Derek Smith was born and bred in northern Sheffield: having lived his whole life there, he wouldn’t have had it any other way! Born in an old cutler’s cottage in Walkley, he grew up surrounded by Sheffield’s primary industry: the famous steel cutlery. He spent much of his childhood wandering through the abandoned mills of the Rivelin Valley, which sparked in him a keen interest in local history. He was a regular contributor to local history society publications and journals in the area and published several books and articles of his own, primarily concerning the cutlery industry of the area. You could say he had steel in his soul. Unfortunately, much of his collection of tools, cutlery, paintings and documents was lost at his death, but the heart of it, the 18th-century cutlery and pocketknives, still survives to this day at Sheffield’s Kelham Island Museum.

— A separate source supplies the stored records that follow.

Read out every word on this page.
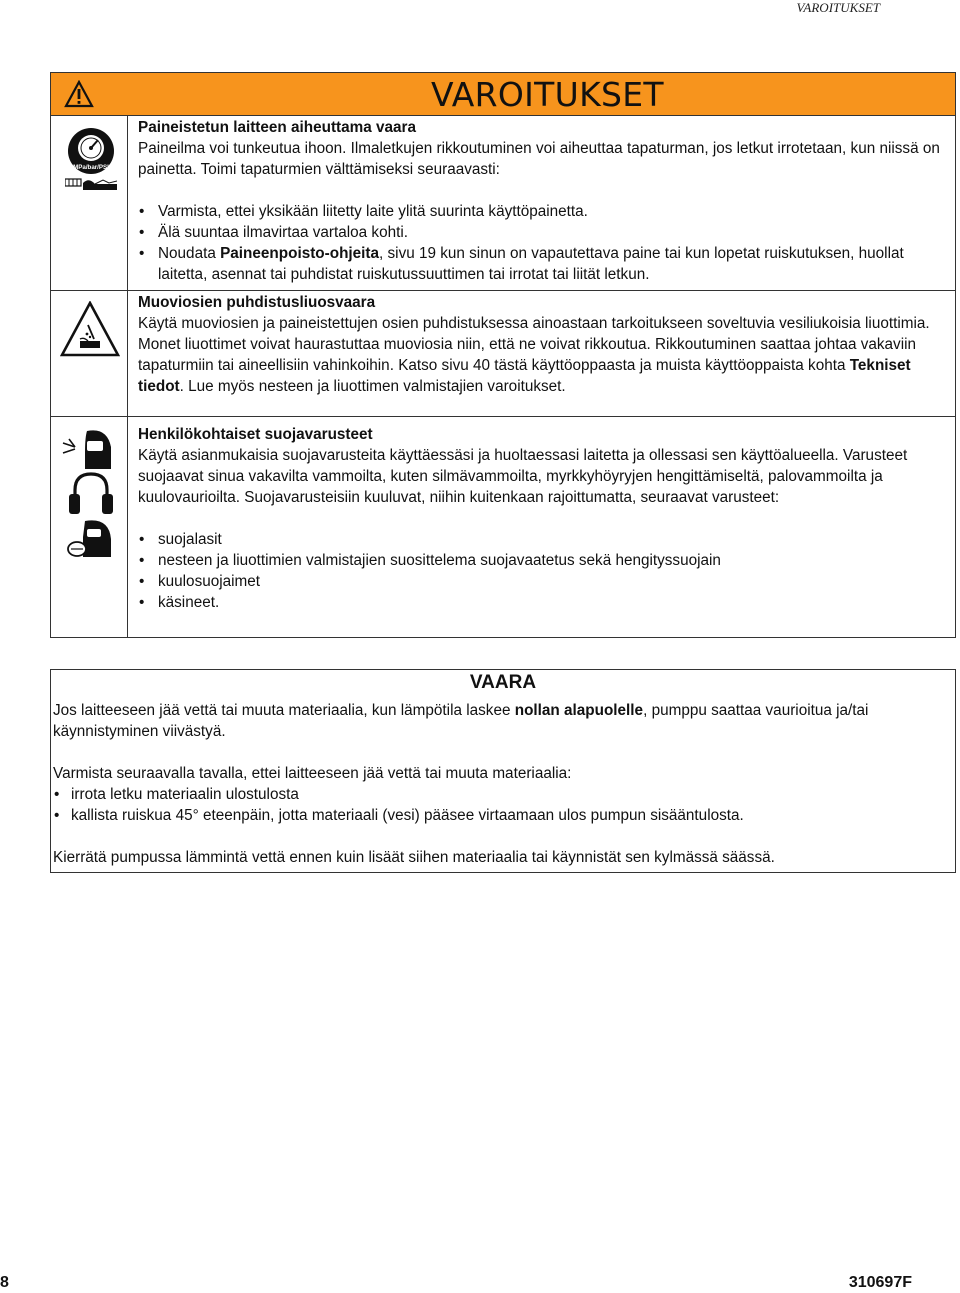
VAROITUKSET
VAROITUKSET
MPa/bar/PSI
Paineistetun laitteen aiheuttama vaara

Paineilma voi tunkeutua ihoon. Ilmaletkujen rikkoutuminen voi aiheuttaa tapaturman, jos letkut irrotetaan, kun niissä on painetta. Toimi tapaturmien välttämiseksi seuraavasti:

• Varmista, ettei yksikään liitetty laite ylitä suurinta käyttöpainetta.
• Älä suuntaa ilmavirtaa vartaloa kohti.
• Noudata Paineenpoisto-ohjeita, sivu 19 kun sinun on vapautettava paine tai kun lopetat ruiskutuksen, huollat laitetta, asennat tai puhdistat ruiskutussuuttimen tai irrotat tai liität letkun.
Muoviosien puhdistusliuosvaara

Käytä muoviosien ja paineistettujen osien puhdistuksessa ainoastaan tarkoitukseen soveltuvia vesiliukoisia liuottimia. Monet liuottimet voivat haurastuttaa muoviosia niin, että ne voivat rikkoutua. Rikkoutuminen saattaa johtaa vakaviin tapaturmiin tai aineellisiin vahinkoihin. Katso sivu 40 tästä käyttöoppaasta ja muista käyttöoppaista kohta Tekniset tiedot. Lue myös nesteen ja liuottimen valmistajien varoitukset.

Henkilökohtaiset suojavarusteet

Käytä asianmukaisia suojavarusteita käyttäessäsi ja huoltaessasi laitetta ja ollessasi sen käyttöalueella. Varusteet suojaavat sinua vakavilta vammoilta, kuten silmävammoilta, myrkkyhöyryjen hengittämiseltä, palovammoilta ja kuulovaurioilta. Suojavarusteisiin kuuluvat, niihin kuitenkaan rajoittumatta, seuraavat varusteet:

• suojalasit
• nesteen ja liuottimien valmistajien suosittelema suojavaatetus sekä hengityssuojain
• kuulosuojaimet
• käsineet.
VAARA

Jos laitteeseen jää vettä tai muuta materiaalia, kun lämpötila laskee nollan alapuolelle, pumppu saattaa vaurioitua ja/tai käynnistyminen viivästyä.

Varmista seuraavalla tavalla, ettei laitteeseen jää vettä tai muuta materiaalia:

• irrota letku materiaalin ulostulosta
• kallista ruiskua 45° eteenpäin, jotta materiaali (vesi) pääsee virtaamaan ulos pumpun sisääntulosta.

Kierrätä pumpussa lämmintä vettä ennen kuin lisäät siihen materiaalia tai käynnistät sen kylmässä säässä.

8	310697F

Derek spent his life in Sheffield, although he did travel around Britain and overseas for holidays. He was very happy to stay there and focus on the history that surrounded him. His mother’s family, the Woods, were similar, and most live in Sheffield to this day.
It was his paternal cousin, Fred Smith, who took a different path. Orphaned at an early age, and raised by a next-door neighbour, Fred took to religion. He left Sheffield and travelled the country, recorded first as a ‘colporteur evangelist,’ that is an itinerant preacher and seller of religious tracts. Colportage was more of an American practice than a British one – there were only around a hundred people recorded as colporteurs in 1939. It must have been a difficult and tiring way to make a living. Fred himself would later settle into a Baptist church in rural Gloucestershire, where he married and had family of his own.
The two cousins lived very different lives, yet in their own way were very similar. Both were taken by their passions and pursued them, it just so happens that one was taken far away to roam the country and the other found what he wanted right on his doorstep.